In the first exercise, I chose a member of the group to share her drama with the group. She was also given the role of director. She first described her characters, which were all sub-personalities (“subs”): a playful child, a victim child, the Driver, and her Most Mature Sub-Personality (MMSP). I chose other members of the group to act out these characters. The rest of the group took the role of audience. Our director then described a situation, where she was about to give a speech to a huge audience, and the actors improvised a short skit.
The skit was very funny to watch and looked like complete chaos, but it demonstrated very clearly how chaotic and busy our mind can be when subs are in control. We noticed that even when all subs were given free reign of the stage, only two were really dominant.
I then invited the director and the audience to suggest changes that they thought were necessary to bring the skit to some kind of order (keeping in mind that while we may be moving to some sort of conclusion, this may not occur). It was decided that MMSP needed to take better control. MMSP, with good, strong and skilful will, invited each remaining sub in turn to present part of the speech. In a very short time a flowing piece had been created. Each sub performed his or her soliloquy without having to compete for a piece of center stage.
The next member of the group shared a slice of real life. He gave a very vivid description of his mother before she died. He described the roles that he and his wife played in caring for her before her death. I chose actors to play him, his wife and his mother. He took the director role.
Again, the first time the skit was played, it was funny and disturbing. I found that although I knew we were dealing with a potentially painful and sad situation, my first urge was to laugh. This makes me think that humor can play a very important role in dis-identification, and it is something that I would like to explore more.
The director seemed very present to the situation, and he asked each character in turn to state in only a few words what they needed from the situation, and then to express this with a gesture. As each actor did this, what had first been a comic display transformed into a very moving and powerful good-bye scene.

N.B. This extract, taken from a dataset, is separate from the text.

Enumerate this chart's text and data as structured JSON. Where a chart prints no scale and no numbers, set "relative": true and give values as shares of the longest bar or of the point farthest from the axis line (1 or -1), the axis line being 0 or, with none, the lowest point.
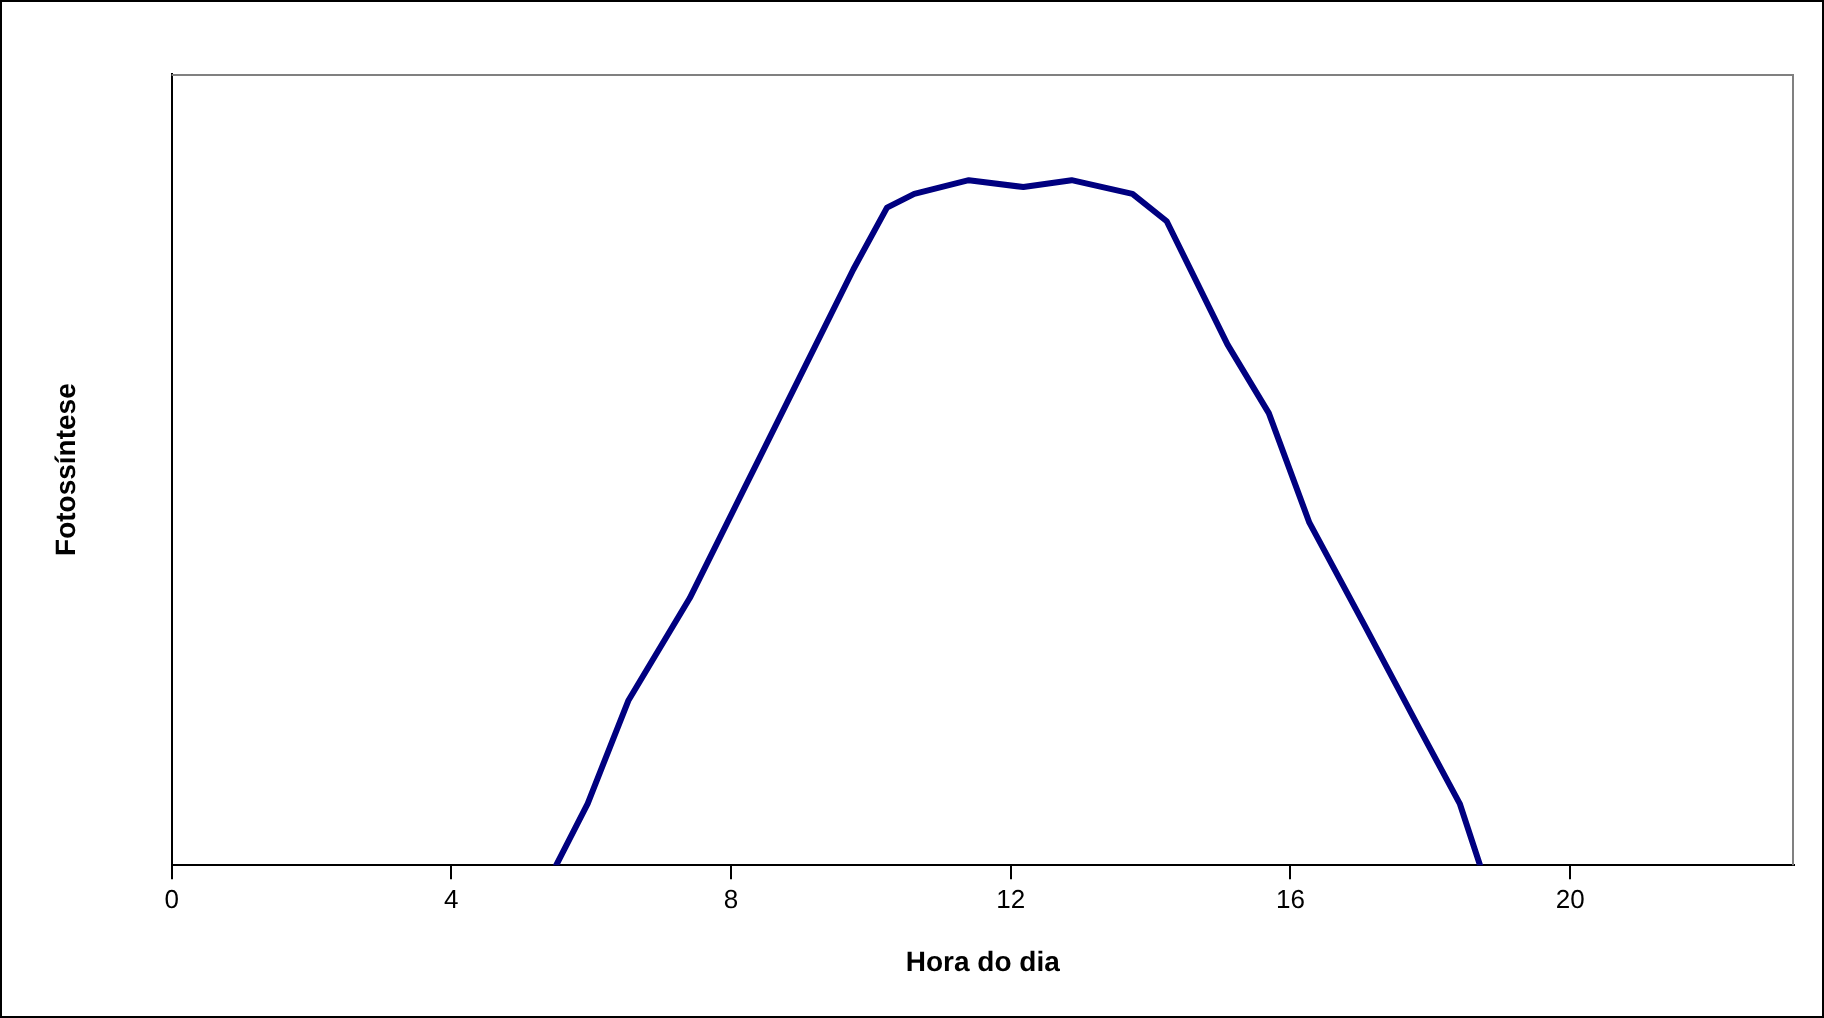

Another useful moment during the exercise was when an actor in the group asked the director what he needed at that moment after the scene had been re-played; this showed the importance of checking in regularly during an exercise like this one, and was also a good embodiment of the Play Therapy principle mentioned above that all participants in such a group are simultaneously director, audience and actor.
Participants noted that it was interesting to see your own story played out before you. One member said it was like pillow work (using pillows to represent sub-personalities in identification and dis-identification work), only completely outside you. The workshop demonstrated to me that the combination of drama and psychosynthesis can be very powerful, not only for the person whose drama is being played out, but also for every other member of the group, whatever their role may be.
I felt that this workshop was potentially just a beginning in what could be a very rich vein of work. On this occasion, in order to save time, I chose the actors to play each role myself. It could be otherwise, however; the director could do this herself, for example, or actors could be invited to join a scene whenever they felt inspired to. The director herself could play each role in turn. The person who introduces the drama could exclusively take an audience role, and allow their drama to unfold before them to see what it would show them. The variations on how to play and then re-work each drama are limitless. All in all, it seems, the combination of “play” and psychosynthesis holds great promise, and I am looking forward to exploring it further.